Investigation of the pre-stretch-dependent stability and force output of carbon-fiber-reinforced dielectric elastomer actuators

Abstract

Dielectric elastomer actuators (DEAs) have advantageous characteristics and, therefore, their application is widespread in the field of soft robotics. Their properties can be specifically adapted by both the selection of materials and the manufacturing process. Previous research has shown that fiber reinforcement of the structure can significantly enhance the unidirectional motion. In the presented work an actuator consisting of a silicone film as the dielectric, a textile carbon-fiber-reinforced electrode and a carbon black electrode are used. The electrode based on the carbon fibers additionally serves as unidirectional stiffener. Due to this highly anisotropic textile electrode, the DEA barely contracts in fiber direction. However, the active force of the DEA during actuation can be further increased through an initial pre-stretching.
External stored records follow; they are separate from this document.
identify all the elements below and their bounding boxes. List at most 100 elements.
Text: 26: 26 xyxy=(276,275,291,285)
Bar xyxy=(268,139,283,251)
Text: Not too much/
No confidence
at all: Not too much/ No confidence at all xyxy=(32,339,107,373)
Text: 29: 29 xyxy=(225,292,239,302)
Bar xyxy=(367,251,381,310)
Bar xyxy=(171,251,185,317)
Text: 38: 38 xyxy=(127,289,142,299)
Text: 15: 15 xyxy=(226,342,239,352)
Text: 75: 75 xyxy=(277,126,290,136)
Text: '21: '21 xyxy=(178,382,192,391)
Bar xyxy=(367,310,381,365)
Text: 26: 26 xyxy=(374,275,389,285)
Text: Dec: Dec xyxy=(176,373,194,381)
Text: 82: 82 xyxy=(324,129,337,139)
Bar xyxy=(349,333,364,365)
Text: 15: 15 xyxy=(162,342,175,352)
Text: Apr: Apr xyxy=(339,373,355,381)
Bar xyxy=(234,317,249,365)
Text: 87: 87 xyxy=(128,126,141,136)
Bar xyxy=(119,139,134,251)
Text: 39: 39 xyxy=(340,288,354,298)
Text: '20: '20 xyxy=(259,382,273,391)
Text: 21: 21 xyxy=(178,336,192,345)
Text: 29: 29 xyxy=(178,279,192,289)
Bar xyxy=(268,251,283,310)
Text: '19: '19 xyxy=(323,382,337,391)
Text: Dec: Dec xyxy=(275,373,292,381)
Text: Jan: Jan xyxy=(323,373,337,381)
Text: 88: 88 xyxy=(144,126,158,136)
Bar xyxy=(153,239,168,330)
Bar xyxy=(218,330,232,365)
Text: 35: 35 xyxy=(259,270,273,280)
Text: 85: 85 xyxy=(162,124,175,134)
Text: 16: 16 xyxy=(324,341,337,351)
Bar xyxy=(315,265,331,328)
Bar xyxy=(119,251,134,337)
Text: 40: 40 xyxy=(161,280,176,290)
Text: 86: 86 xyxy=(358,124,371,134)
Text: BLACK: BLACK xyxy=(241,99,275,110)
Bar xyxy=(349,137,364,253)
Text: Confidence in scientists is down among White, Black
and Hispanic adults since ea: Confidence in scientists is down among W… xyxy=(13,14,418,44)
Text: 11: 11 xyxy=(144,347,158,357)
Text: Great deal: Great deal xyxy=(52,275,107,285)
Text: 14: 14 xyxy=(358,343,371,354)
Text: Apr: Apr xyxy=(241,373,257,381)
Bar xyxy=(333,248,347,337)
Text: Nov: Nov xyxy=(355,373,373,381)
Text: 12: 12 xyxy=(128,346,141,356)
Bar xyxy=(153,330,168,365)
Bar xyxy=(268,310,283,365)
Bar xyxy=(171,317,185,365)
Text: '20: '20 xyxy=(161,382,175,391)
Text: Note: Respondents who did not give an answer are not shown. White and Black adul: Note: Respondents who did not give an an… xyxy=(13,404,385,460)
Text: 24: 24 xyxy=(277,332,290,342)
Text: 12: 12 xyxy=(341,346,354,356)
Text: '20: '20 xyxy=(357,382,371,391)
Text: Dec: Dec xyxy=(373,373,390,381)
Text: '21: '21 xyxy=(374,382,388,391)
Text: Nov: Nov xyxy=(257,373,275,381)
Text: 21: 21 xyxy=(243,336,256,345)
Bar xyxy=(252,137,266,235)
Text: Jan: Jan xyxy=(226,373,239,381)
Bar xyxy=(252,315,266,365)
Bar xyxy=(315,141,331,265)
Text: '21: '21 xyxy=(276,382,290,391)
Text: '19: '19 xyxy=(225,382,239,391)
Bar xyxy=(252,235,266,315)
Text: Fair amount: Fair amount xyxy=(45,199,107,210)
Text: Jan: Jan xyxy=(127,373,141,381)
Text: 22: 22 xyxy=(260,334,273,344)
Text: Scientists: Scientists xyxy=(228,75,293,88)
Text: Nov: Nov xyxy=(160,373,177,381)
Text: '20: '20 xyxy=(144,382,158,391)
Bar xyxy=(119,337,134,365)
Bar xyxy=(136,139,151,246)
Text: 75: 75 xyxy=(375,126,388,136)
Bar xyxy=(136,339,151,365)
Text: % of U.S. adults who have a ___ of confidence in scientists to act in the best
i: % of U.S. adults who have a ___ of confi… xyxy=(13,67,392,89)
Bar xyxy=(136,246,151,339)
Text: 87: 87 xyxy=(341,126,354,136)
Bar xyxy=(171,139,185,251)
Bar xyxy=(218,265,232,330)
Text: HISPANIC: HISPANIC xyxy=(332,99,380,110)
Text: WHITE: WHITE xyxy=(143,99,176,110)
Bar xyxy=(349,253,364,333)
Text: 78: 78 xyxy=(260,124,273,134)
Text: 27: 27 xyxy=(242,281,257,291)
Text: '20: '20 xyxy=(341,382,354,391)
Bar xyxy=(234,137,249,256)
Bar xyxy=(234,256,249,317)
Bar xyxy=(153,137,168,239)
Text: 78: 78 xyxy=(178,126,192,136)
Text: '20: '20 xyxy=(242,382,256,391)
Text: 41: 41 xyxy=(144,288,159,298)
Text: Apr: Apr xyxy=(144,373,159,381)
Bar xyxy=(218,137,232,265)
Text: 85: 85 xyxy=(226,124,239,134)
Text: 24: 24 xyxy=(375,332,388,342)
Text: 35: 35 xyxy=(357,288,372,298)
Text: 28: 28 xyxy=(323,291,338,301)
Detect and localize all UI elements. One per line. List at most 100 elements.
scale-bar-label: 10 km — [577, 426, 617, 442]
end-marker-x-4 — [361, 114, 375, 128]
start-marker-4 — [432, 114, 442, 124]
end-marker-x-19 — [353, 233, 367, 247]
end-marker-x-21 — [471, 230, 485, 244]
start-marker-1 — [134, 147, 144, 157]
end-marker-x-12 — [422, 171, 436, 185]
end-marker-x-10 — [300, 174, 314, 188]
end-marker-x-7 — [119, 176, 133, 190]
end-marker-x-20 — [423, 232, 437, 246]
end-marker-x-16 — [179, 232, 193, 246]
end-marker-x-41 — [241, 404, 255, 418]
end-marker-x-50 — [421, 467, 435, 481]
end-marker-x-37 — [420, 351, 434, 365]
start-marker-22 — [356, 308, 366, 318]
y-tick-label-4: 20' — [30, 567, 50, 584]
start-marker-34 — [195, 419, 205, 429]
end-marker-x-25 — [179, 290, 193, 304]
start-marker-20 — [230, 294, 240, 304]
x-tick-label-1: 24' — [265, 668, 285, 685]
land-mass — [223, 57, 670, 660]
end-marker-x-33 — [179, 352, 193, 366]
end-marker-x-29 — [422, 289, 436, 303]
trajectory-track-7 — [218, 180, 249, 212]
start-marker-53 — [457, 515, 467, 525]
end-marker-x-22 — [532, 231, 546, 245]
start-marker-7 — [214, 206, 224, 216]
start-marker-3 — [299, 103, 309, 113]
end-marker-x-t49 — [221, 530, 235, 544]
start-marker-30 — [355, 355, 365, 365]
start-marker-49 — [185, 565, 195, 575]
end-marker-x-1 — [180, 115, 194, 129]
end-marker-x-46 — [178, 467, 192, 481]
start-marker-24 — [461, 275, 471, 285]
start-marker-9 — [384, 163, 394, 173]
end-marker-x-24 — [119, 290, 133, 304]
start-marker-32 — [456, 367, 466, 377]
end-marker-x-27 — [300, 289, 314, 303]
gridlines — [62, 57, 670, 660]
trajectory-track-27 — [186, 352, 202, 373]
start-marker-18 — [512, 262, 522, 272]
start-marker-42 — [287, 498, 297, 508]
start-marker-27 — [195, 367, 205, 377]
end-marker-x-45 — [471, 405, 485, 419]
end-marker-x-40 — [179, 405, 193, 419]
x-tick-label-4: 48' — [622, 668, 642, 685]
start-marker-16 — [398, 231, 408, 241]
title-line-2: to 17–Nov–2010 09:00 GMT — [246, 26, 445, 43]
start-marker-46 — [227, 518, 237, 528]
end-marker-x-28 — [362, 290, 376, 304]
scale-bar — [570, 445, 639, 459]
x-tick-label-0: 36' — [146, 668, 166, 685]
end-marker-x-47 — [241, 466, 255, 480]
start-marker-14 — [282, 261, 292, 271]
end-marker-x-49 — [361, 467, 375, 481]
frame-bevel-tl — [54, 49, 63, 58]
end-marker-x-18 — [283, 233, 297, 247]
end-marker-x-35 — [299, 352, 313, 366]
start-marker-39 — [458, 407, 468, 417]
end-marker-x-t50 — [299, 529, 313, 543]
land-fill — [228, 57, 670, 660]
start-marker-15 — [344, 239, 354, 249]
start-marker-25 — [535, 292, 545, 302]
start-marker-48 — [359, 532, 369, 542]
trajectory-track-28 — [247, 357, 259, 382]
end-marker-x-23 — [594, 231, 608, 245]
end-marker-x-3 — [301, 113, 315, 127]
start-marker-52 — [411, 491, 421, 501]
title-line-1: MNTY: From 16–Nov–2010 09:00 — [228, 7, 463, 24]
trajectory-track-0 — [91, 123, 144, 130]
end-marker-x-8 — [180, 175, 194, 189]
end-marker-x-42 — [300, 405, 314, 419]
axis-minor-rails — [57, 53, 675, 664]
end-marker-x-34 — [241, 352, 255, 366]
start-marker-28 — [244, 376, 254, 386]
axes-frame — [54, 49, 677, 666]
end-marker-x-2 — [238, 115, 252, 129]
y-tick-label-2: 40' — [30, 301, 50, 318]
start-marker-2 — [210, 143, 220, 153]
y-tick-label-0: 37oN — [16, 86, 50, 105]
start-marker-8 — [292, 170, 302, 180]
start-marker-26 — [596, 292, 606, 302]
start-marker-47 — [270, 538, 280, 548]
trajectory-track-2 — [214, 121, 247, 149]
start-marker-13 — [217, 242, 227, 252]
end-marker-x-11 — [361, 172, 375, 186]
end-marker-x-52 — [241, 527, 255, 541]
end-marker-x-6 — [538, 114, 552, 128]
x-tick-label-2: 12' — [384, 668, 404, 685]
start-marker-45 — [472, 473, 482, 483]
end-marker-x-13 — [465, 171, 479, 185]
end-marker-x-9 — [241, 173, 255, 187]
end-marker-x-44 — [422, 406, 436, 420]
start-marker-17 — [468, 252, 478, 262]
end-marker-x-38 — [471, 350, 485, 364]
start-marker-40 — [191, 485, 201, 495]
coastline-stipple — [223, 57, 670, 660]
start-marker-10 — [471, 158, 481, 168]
The aim of this work is to investigate the influence of the pre-stretching in fiber direction on the actuator performance and the long-term stability of the pre-stretch. The active force of different actuators is recorded with uniaxial tensile tests over several deformation cycles. This enables the investigation of effects deriving both from the manufacturing process and the layer structure of the textile DEA. The acquired data are evaluated and compared to results of an analytical model. To explore the ability of the fibers to maintain the initial pre-stretching of the DEA during activation, digital image correlation as an in-situ imaging technique is applied. It could be shown shown that there is no change in width due to the anisotropy. The results of the investigations are used to control and improve the manufacturing process of the textile DEA.